Смерть Д.
Звонит телефон. Звонит распроклятый. Три дня после ее ухода у меня был выдернут шнур – переживал… И все-таки сегодня включил, не выдержал. Старая вера: а вдруг случится… хоть что-нибудь!
Беру трубку. В ответ – мужской голос. Это режиссер. Друг юности. Я зову его Лысый и Отвратительный. У него ядреный череп, мерзейшее лицо. И все это – на коротком мускулистом теле. Гомункулюс.
– Привет! – говорю я и почему-то спрашиваю эпически: – Ну, что делаешь?
– Не знаю, – радостно отвечает он, – может быть, мальчика, а может быть, девочку… Я звоню тебе третий день подряд. (Я молчу.) Ты пойдешь… сегодня?
– Куда?
Молчит в трубке, потом говорит с изумлением:
– На… похороны.
Я холодею. Кто умер?
Он выдерживает паузу, чтоб было поэффектней. И сообщает:
– Ты что, действительно… не знаешь?
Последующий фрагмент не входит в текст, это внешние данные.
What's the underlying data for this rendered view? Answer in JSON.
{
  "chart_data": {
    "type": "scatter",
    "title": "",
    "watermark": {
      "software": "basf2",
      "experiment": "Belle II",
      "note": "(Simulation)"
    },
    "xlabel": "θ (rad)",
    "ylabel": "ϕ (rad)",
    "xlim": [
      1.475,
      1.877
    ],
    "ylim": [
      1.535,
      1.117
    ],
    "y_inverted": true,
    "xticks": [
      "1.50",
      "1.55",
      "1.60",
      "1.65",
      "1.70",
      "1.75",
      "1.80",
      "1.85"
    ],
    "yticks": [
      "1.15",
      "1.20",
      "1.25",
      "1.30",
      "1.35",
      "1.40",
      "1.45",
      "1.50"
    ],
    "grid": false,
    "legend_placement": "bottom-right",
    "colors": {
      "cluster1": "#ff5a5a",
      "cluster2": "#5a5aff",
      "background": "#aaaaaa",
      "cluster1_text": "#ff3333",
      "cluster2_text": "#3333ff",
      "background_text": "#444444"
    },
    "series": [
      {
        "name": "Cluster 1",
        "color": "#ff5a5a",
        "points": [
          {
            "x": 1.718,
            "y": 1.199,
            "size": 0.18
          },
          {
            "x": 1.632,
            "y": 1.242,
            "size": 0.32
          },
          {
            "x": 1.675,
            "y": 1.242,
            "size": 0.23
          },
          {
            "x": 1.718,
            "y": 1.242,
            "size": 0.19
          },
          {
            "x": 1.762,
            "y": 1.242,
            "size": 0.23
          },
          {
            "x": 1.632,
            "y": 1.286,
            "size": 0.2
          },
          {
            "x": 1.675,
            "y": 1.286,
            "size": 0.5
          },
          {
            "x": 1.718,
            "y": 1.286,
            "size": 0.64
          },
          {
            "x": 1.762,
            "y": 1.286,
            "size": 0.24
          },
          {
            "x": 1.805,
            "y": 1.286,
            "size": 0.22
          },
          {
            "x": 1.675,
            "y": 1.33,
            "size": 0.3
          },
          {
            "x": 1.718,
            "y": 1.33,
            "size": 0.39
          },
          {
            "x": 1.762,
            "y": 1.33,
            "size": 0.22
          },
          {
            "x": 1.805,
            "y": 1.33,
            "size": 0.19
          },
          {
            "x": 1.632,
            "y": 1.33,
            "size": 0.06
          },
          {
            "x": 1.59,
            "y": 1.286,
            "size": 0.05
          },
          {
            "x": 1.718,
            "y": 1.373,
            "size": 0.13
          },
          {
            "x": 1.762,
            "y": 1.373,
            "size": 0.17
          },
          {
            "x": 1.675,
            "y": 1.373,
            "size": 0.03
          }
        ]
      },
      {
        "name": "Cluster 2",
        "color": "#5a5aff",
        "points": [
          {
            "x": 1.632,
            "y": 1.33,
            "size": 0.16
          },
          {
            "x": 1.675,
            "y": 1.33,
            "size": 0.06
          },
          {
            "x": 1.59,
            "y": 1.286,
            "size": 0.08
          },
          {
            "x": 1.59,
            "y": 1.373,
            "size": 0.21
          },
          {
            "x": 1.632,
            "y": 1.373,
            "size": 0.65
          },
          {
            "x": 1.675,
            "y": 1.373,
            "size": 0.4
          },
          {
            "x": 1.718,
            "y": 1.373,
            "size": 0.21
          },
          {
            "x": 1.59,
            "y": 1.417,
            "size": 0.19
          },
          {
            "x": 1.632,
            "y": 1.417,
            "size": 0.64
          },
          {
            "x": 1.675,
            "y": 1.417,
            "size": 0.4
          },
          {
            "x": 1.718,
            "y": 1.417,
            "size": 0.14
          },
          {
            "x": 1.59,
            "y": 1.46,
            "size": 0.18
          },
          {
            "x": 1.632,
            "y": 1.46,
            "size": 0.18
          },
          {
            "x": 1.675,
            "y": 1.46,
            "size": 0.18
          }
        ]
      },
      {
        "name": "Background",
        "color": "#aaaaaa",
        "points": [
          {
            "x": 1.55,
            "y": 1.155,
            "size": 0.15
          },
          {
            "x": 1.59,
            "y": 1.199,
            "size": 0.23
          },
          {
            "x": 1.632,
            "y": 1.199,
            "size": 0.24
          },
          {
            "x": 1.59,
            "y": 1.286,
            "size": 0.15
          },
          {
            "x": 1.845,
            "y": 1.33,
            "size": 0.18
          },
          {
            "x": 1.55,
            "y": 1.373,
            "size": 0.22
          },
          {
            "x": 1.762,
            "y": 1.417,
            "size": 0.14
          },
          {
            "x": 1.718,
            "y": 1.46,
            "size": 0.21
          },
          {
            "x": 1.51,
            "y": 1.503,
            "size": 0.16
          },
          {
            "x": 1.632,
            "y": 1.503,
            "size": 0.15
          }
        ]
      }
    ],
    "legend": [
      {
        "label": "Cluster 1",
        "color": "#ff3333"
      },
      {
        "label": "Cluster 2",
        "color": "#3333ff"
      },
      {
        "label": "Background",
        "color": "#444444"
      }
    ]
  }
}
Д. повесился в Доме творчества в Голицыне.
– Боже, – говорю я, сразу охрипнув.
Именно так надо говорить в этих случаях. И тут в душе возникает какое-то детское ликование, ну, как в школе: кого-то вызвали к доске, не меня!
– В три панихида в Доме литераторов.
– Я приду. (Я по-прежнему хриплю.) Конечно, приду. – И не забываю прибавить: – Ужас!
Иду мыться. Д. – покойник!.. Д. уже проставили цифирку после загадочной черточки (939–197…). С Д. – все ясно: рассчитались.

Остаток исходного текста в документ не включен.